Kathy Kersten's recent column on crime in Minneapolis brought out the usual suspects with the usual complaints. One complainer was Beth Hawkins in the City Pages, who suggested that Kathy should have provided context to her interview with Minneapolis police officer Jeff Jindra. In support of her position, Hawkins cites three citizen complaints against Jindra, none of which have been substantiated. She begins with the discredited complaints by Stephen Porter, who memorably limped for the cameras, and stopped limping when he thought he was not being observed. Click here for a sample of problems with Porter's fanciful allegations (scroll down).

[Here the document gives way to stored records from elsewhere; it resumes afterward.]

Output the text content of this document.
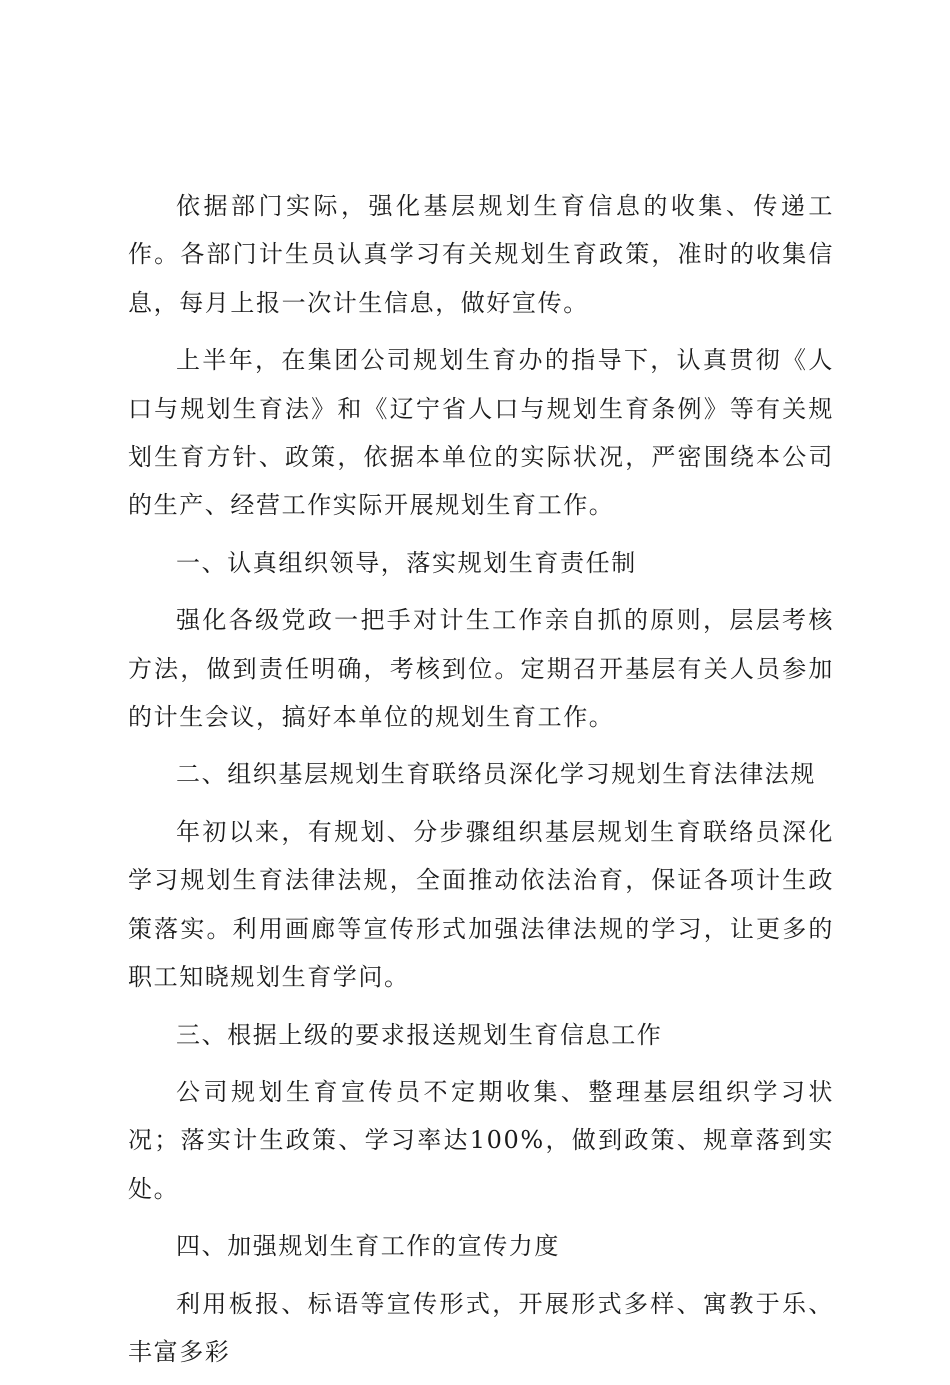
依据部门实际，强化基层规划生育信息的收集、传递工作。各部门计生员认真学习有关规划生育政策，准时的收集信息，每月上报一次计生信息，做好宣传。

上半年，在集团公司规划生育办的指导下，认真贯彻《人口与规划生育法》和《辽宁省人口与规划生育条例》等有关规划生育方针、政策，依据本单位的实际状况，严密围绕本公司的生产、经营工作实际开展规划生育工作。

一、认真组织领导，落实规划生育责任制

强化各级党政一把手对计生工作亲自抓的原则，层层考核方法，做到责任明确，考核到位。定期召开基层有关人员参加的计生会议，搞好本单位的规划生育工作。

二、组织基层规划生育联络员深化学习规划生育法律法规

年初以来，有规划、分步骤组织基层规划生育联络员深化学习规划生育法律法规，全面推动依法治育，保证各项计生政策落实。利用画廊等宣传形式加强法律法规的学习，让更多的职工知晓规划生育学问。

三、根据上级的要求报送规划生育信息工作

公司规划生育宣传员不定期收集、整理基层组织学习状况；落实计生政策、学习率达100%，做到政策、规章落到实处。

四、加强规划生育工作的宣传力度

利用板报、标语等宣传形式，开展形式多样、寓教于乐、丰富多彩
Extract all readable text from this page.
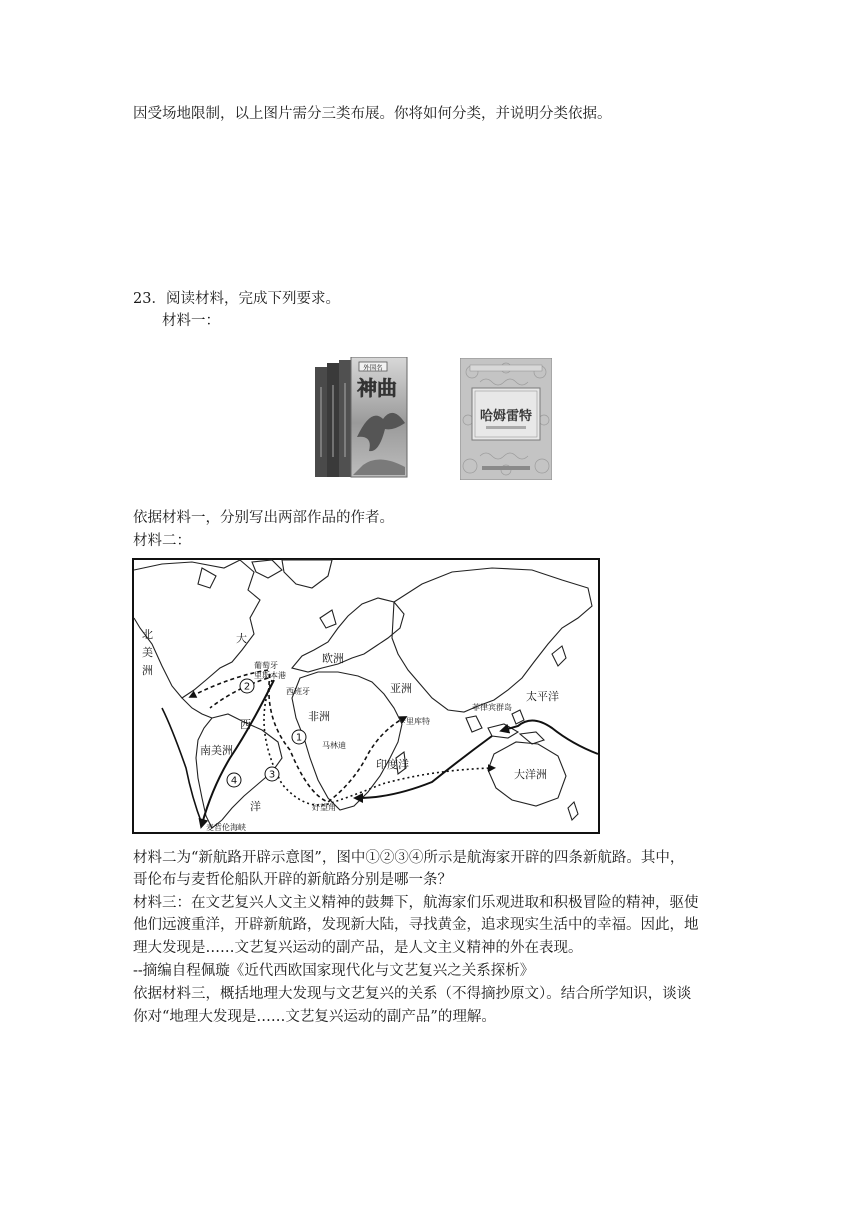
因受场地限制，以上图片需分三类布展。你将如何分类，并说明分类依据。
23．阅读材料，完成下列要求。
材料一：
外国名
神曲
哈姆雷特
依据材料一，分别写出两部作品的作者。
材料二：
1
2
3
4
北
美
洲
大
西
洋
欧洲
亚洲
非洲
南美洲
印度洋
太平洋
大洋洲
葡萄牙
里斯本港
西班牙
卡里库特
菲律宾群岛
马林迪
好望角
麦哲伦海峡
材料二为“新航路开辟示意图”，图中①②③④所示是航海家开辟的四条新航路。其中，
哥伦布与麦哲伦船队开辟的新航路分别是哪一条？
材料三：在文艺复兴人文主义精神的鼓舞下，航海家们乐观进取和积极冒险的精神，驱使
他们远渡重洋，开辟新航路，发现新大陆，寻找黄金，追求现实生活中的幸福。因此，地
理大发现是……文艺复兴运动的副产品，是人文主义精神的外在表现。
--摘编自程佩璇《近代西欧国家现代化与文艺复兴之关系探析》
依据材料三，概括地理大发现与文艺复兴的关系（不得摘抄原文）。结合所学知识，谈谈
你对“地理大发现是……文艺复兴运动的副产品”的理解。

Oddly, Beth Hawkins' added "context" actually bolsters the position of police officers who say that false claims of harassment and brutality are hurting their ability to stop crime. Hawkins also makes reference to the short length of Kersten's column, saying that it would be tough to explore these issues in a "meaningful way" in "572 words." This is apparently a reference to an earlier City Pages post about the shortened length of columns in the redesigned Star Tribune. I say that this calls for a second column on the issue.
Elsewhere, St. Paul Police Chief John Harrington pulled a switcheroo on this segment of the Almanac public television program. Chief Harrington described probable cause as the "gold standard" for cops making a stop (didn't mention silver or bronze). He then went on to say why racial profiling was bad, as though anyone was advocating it as a tool for law enforcement. To clarify the issue, cops are complaining about false accusations of racial profiling. It is not a question of to profile or not profile. The issue is whether studies of racial statistics are deterring otherwise legitimate stops by police.